Using my trusty Kill-A-Watt power meter, these are the measurements I got for the iMac:

Off - 2 Watts
Sleep - 2-4 Watts
Idle, screen off - 55 Watts
Idle, min brightness - 71 Watts
Idle, mid brightness - 96 Watts
Idle, max brightness - 157 Watts

With screen set to mid brightness:

Booting up - Up to 184 Watts
Transfer file to iMac over Ethernet - 125 Watts
Cinebench OpenGL - Up to 142 Watts
Cinebench multi-CPU - Up to 196 Watts

With screen set to max brightness, the Cinebench multi-CPU benchmark can bring the iMac's total power utilization to 257 Watts.

This means the screen power can vary by almost 90 Watts between the lowest and highest brightness settings, and for the CPU, going from idle to near full usage, total power utilization will increase by 100 Watts. TDP of the Lynnfield Core i7-860 CPU is only 95 Watts (not 100) at max usage, but that doesn't include the increased power needs of other parts of the computer such as memory, etc. when the computer is run at full tilt. The power utilization would likely increase even more with heavier usage of the hard drive and GPU.

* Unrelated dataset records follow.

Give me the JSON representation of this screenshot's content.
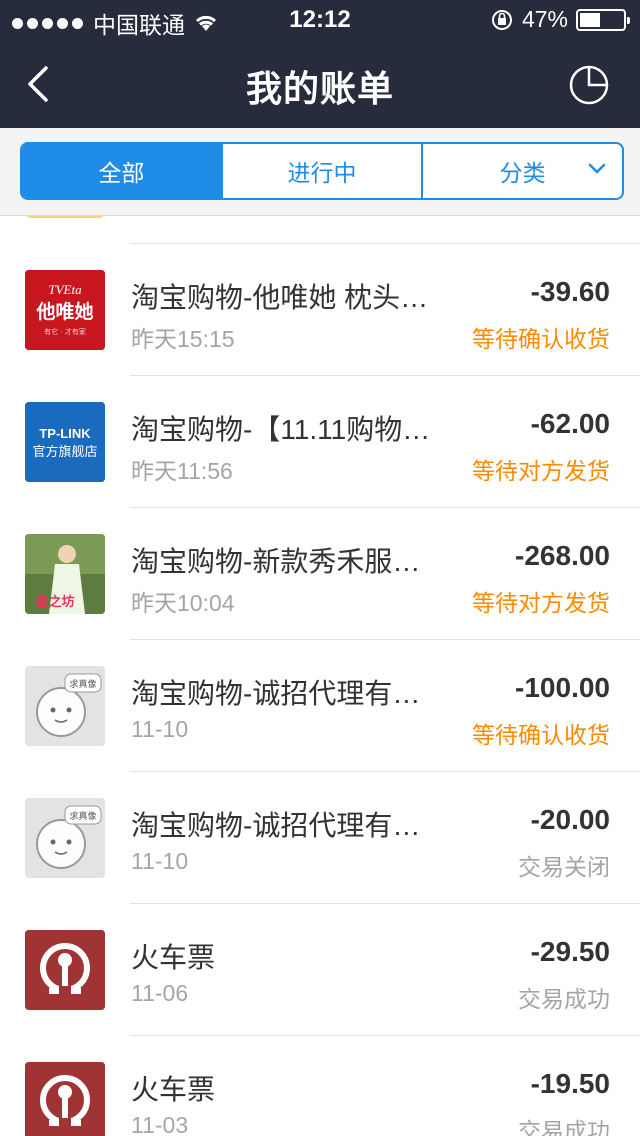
{
  "status_bar": {
    "carrier": "中国联通",
    "time": "12:12",
    "battery_pct": "47%",
    "battery_level": 0.47
  },
  "nav": {
    "title": "我的账单"
  },
  "segments": [
    {
      "label": "全部",
      "active": true
    },
    {
      "label": "进行中",
      "active": false
    },
    {
      "label": "分类",
      "active": false
    }
  ],
  "bills": [
    {
      "title": "淘宝购物-他唯她 枕头…",
      "date": "昨天15:15",
      "amount": "-39.60",
      "status": "等待确认收货",
      "status_color": "orange",
      "icon": "tveta-logo",
      "logo_text_top": "TVEta",
      "logo_text_main": "他唯她",
      "logo_text_sub": "有它 · 才有家"
    },
    {
      "title": "淘宝购物-【11.11购物…",
      "date": "昨天11:56",
      "amount": "-62.00",
      "status": "等待对方发货",
      "status_color": "orange",
      "icon": "tplink-logo",
      "logo_text_top": "TP-LINK",
      "logo_text_main": "官方旗舰店"
    },
    {
      "title": "淘宝购物-新款秀禾服…",
      "date": "昨天10:04",
      "amount": "-268.00",
      "status": "等待对方发货",
      "status_color": "orange",
      "icon": "product-photo",
      "logo_text_main": "喜之坊"
    },
    {
      "title": "淘宝购物-诚招代理有…",
      "date": "11-10",
      "amount": "-100.00",
      "status": "等待确认收货",
      "status_color": "orange",
      "icon": "default-avatar",
      "logo_text_main": "求真像"
    },
    {
      "title": "淘宝购物-诚招代理有…",
      "date": "11-10",
      "amount": "-20.00",
      "status": "交易关闭",
      "status_color": "gray",
      "icon": "default-avatar",
      "logo_text_main": "求真像"
    },
    {
      "title": "火车票",
      "date": "11-06",
      "amount": "-29.50",
      "status": "交易成功",
      "status_color": "gray",
      "icon": "railway-logo"
    },
    {
      "title": "火车票",
      "date": "11-03",
      "amount": "-19.50",
      "status": "交易成功",
      "status_color": "gray",
      "icon": "railway-logo"
    }
  ]
}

Given these numbers, we shouldn't feel the need to completely power off our Core i5/i7 iMacs to save energy. Sleep is good enough, as the difference in power usage between sleep and off is negligible. However, if you leave your computer on 24/7 without sleep, the machine will still use about 55 Watts (when the screen is off). At say 14 hours a day in this mode, that's 0.77 kilowatt-hours. At 11¢ per kilowatt-hour for example, that works out to about 8.5¢ per day, or $30 per year.

4 comments:

Unknown said...

Great post!
Looks like I'll be able to use my 400 watt UPS afterall.





iMac i7
1TB LaCie d2 quadra
Audioengine A5 speakers

Anonymous said...

Great info - thanks! I am upgrading from a PowerMac G5 dual 2GHz, which practically heated my room over the garage with these numbers:

Idle: 140 W 410 BTU/h
Max: 604 W 2060 BTU/h

Big difference with the i7 quad core!

Siegfried Loeffler said...

Great post, thanks a lot. I wonder what the difference is between 21" and 27" screens and how the quadcores perform versus dual cores. A pity Apple doesn't communicate more on these "green" features.